Enfim chegou o sábado. Dia quente e
abafado. O bafo do ar era como o sopro de Deus avisando a todos que a chuva
viria. Pois sequer isso foi eficiente para afastar a tal “determinação” do
marido. E, bem da verdade, sequer poderia ser diferente ante a excitação do
menino, já cuidadosamente trajado de escoteiro, cantil a tiracolo, lanterna em
punho e vários pacotes de guloseimas ordinariamente proibidas enfiadas na
mochila. E assim foram os dois desbravadores rumo àquela que se apresentava
como uma desastrosa aventura.
Sempre achei que toda mãe fosse um
pouco vidente, capaz de prever o futuro. Se estiver errada é porque talvez
todas sejam meio bruxas, capazes de influenciar o futuro. Assim digo porque
dito e feito. Choveu, e choveu muito. São Pedro resolvera fazer a faxina do
ano! Ela não conseguia parar de pensar no entrevero que estaria sendo a
aventura de seus homens. Já o marido não conseguia parar de tentar encontrar uma
desculpa, justificativa ou qualquer outra coisa razoável para evitar o que
seria o inevitável comentário: “eu te disse!” Ele não poderia dar o braço a
torcer, tudo menos isso. Claro que não encontrou! A esposa venceria.
Mas como disse, tudo menos vencido.
Tratou de ter uma conversa de homem com o filho. Olhou-lhe nos olhos, e,
esforçando-se para diferenciar a mentira da necessidade disse-lhe:
- Filho, não
vamos contar à mamães que choveu, tudo bem? Não precisa dizer nada, só não
vamos contar que choveu!
O filho, cúmplice nato do pai, pareceu entender e de
imediato e com entusiasmo concordou, selando uma aliança que certamente
traduziria no futuro a base de uma relação duradoura e recíproca de amor e
devoção paternal.
Mas algumas coisas na vida têm a perna
curta.
Chegaram em casa sorrateiros e sem a
esposa notar jogaram a roupa molhada no tanque na esperança velada de que somente
a diarista no dia seguinte visse. Mas as mães têm olhos de águia. Enxergam
tudo. Claro que ela viu a roupa entulhada, molhada e coberta de lama. Torceu o
nariz, rodeou o filho, fez-lhe um carinho sobre os cabelos e dirigiu-lhe
algumas perguntas inocentes, todas prontamente respondidas com detalhes
minuciosos. Em seguida e repentinamente indagou-lhe, de forma firme mas
despretensiosa:
- Filho, choveu no acampamento?
Ao contrário da reação do menino
para o interrogatório anterior, para esta indagação não só ficou calado, como
também imóvel. Com o pescoço duro, movia somente os olhos, tentando com o canto
do olho avistar seu cúmplice, tal como reagiria o prisioneiro capturado que
anseia pelo resgate improvável. Contudo, o resgate não veio!

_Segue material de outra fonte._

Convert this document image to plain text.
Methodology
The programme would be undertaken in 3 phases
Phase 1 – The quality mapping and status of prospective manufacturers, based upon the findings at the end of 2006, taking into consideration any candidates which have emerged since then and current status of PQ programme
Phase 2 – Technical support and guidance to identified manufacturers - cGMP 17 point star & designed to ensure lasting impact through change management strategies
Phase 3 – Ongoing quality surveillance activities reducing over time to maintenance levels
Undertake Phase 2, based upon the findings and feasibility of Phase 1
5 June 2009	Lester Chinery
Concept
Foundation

O filho, sem outra alternativa, mas
decidido a não entregar o aliado, rendeu-se a pergunta da mãe e, mostrando que
a mentira tanto pode diferir como se confundir com a necessidade, disse-lhe:
- Não,
mamãe, não choveu, a gente só ficou um pouco encharcado.
Ela não pode conter o riso. Não só
pela graça do momento que revelava a criatividade do pequeno e a lealdade para com
o pai, mas também porque ao final ela poderia dizer ao marido: Eu te disse!
Minha amiga, não sei se foi assim, mas
foi assim que vi acontecer!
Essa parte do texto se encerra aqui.